Al final de su vida, en un texto autobiográfico, Scott Fitzgerald escribió de su personaje Jay Gatsby: “Es lo que siempre fui: un joven pobre en una ciudad rica, un joven pobre en una escuela de ricos, un muchacho pobre en un club de estudiantes ricos, en Princeton. Nunca pude perdonarles a los ricos el ser ricos, lo que ha ensombrecido mi vida y todas mis obras. Todo el sentido de Gatsby es la injusticia que impide a un joven pobre casarse con una muchacha que tiene dinero. Este tema se repite en mi obra porque yo lo viví”.


Toda novela es un complejo laberinto de muchas puertas y cualquiera de ellas sirve para entrar en su intimidad. La que nos abre esta confesión del autor de El gran Gatsby da a una historia romántica, de esas que hacían llorar. Un muchacho modesto se enamora de una bella heredera con la que no puede casarse por las insalvables distancias económicas que los separan: fiel a ese amor de juventud, luego de conseguir por medios lícitos lo que parece una fortuna, multiplica las extravagancias y el despilfarro a fin de recuperar a la muchacha de su corazón; cuando parece que va a lograrlo, el destino se interpone para impedirlo, precipitando un oportuno holocausto. Al cabo, el paisaje es el mismo del principio: una sociedad injusta e implacable donde las razones del bolsillo prevalecerán siempre sobre las del corazón. Según Hemingway, Scott Fitzgerald vivió fascinado por los ricos, a quienes creía “distintos” de los demás seres humanos. Pero lo cierto es que, en El gran Gatsby, el mundo de las mujeres y hombres con fortuna no parece distinguirse de manera esencial del de los otros mortales, salvo por detalles cuantitativos: casas más grandes, caballos, autos más modernos, etcétera. De tal manera que si aquello que Hemingway le atribuyó -y tan cruelmente, en la parodia que hizo de él en su relato Las nieves del Kilimanjaro-, vivir obsesionado por la superioridad que confería la riqueza, era cierto, en esta novela al menos, Scott Fitzgerald no lo demostró / A no ser por esta frase de El gran Gatsby: ”Una cosa es segura y nada lo es más: los ricos crían riqueza, y los pobres crían… hijos”.

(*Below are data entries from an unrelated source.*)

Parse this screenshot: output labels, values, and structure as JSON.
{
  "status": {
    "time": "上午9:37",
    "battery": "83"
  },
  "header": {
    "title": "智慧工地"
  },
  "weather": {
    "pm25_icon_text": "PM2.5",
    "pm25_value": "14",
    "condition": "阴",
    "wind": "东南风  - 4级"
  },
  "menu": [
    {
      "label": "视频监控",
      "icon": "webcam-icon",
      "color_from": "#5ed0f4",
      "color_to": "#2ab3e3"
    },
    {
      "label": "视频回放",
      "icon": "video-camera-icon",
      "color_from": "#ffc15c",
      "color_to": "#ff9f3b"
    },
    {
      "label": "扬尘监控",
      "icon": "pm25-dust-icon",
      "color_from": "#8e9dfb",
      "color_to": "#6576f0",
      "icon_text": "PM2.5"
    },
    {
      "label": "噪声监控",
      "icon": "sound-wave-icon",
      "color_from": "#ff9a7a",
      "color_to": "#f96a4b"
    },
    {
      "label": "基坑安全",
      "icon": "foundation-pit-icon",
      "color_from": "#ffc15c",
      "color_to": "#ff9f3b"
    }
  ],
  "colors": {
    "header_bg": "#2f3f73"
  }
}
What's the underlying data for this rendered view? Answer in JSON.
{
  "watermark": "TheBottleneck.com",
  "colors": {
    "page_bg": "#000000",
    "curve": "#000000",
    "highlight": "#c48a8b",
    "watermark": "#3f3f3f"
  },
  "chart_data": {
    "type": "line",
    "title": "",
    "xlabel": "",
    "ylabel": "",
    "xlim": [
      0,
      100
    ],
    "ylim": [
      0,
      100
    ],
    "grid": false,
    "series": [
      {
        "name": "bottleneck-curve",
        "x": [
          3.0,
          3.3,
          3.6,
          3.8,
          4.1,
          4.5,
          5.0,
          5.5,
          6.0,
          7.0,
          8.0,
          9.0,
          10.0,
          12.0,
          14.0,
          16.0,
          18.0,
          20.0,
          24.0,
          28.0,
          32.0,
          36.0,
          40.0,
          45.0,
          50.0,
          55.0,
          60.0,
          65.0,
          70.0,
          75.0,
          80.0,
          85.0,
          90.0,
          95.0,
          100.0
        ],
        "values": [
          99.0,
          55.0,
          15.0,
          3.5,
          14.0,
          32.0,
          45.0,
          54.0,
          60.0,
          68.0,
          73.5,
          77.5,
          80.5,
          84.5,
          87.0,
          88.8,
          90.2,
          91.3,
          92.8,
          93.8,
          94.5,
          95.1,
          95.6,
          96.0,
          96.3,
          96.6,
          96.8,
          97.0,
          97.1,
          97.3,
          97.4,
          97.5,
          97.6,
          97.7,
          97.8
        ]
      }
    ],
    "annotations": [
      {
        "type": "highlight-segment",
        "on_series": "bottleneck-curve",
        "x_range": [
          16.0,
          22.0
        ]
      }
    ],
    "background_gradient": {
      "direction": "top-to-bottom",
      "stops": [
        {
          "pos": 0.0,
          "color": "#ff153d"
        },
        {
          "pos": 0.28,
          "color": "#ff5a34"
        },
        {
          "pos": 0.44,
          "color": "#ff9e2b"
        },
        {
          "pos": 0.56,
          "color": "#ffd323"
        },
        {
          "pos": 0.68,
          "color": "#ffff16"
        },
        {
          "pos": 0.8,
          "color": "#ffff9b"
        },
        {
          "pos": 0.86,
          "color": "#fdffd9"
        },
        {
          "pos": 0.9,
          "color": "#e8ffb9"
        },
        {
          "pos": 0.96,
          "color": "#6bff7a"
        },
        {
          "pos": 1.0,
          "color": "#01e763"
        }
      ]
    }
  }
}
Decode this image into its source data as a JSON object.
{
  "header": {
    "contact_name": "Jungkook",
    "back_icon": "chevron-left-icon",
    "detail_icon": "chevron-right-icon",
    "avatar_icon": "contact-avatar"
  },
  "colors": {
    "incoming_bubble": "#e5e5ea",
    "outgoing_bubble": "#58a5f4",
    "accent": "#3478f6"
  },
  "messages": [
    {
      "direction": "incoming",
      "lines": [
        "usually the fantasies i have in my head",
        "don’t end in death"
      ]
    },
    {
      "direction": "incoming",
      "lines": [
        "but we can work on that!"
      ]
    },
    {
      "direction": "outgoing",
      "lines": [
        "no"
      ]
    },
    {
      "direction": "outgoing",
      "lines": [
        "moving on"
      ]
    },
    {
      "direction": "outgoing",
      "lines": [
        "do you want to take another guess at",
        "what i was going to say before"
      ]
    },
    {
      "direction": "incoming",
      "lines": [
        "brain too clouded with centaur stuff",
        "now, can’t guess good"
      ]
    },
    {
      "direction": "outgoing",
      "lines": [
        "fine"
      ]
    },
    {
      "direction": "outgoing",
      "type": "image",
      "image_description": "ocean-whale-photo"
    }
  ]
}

La novela de Scott Fitzgerald es, también, eso, pero si sólo fuera eso no habría durado más que otras del género “amor imposible con derramamiento de sangre al final”. Hijastro de una larga genealogía literaria, Gatsby es un hombre al que un agente fatídico, inflamando su deseo y su imaginación, pone en entredicho con el mundo real y dispara hacia el sueño. Como al Quijote las novelas de caballerías y a Madame Bovary las historias de amor, a Gatsby son Daisy y su entrevisto mundo de gentes ricas los que le hacen concebir un mundo sustitutorio del real, una realidad de pura fantasía que, luego intentará filtrar en la realidad objetiva, encarnar en la vida. Con el transcurso de la novela vamos descubriendo, antes de llegar a su entraña melodramática y fatalista, que la realidad está hecha de imágenes superpuestas, que se contradicen o matizan unas a otras, de modo que nada en ella parece totalmente cierto ni definitivamente falso, sino dotado de una irremediable ambigüedad. Nadie es lo que parece, por lo menos por mucho tiempo, todo lo es de manera muy provisional y según la perspectiva desde la cual se mire. Esa provisionalidad de la existencia y el relativismo que caracteriza a la moral y a las conductas de sus personajes resulta, acaso, lo más original que tiene esta novela y lo que testimonia mejor sobre la realidad del mundo que la inspiró.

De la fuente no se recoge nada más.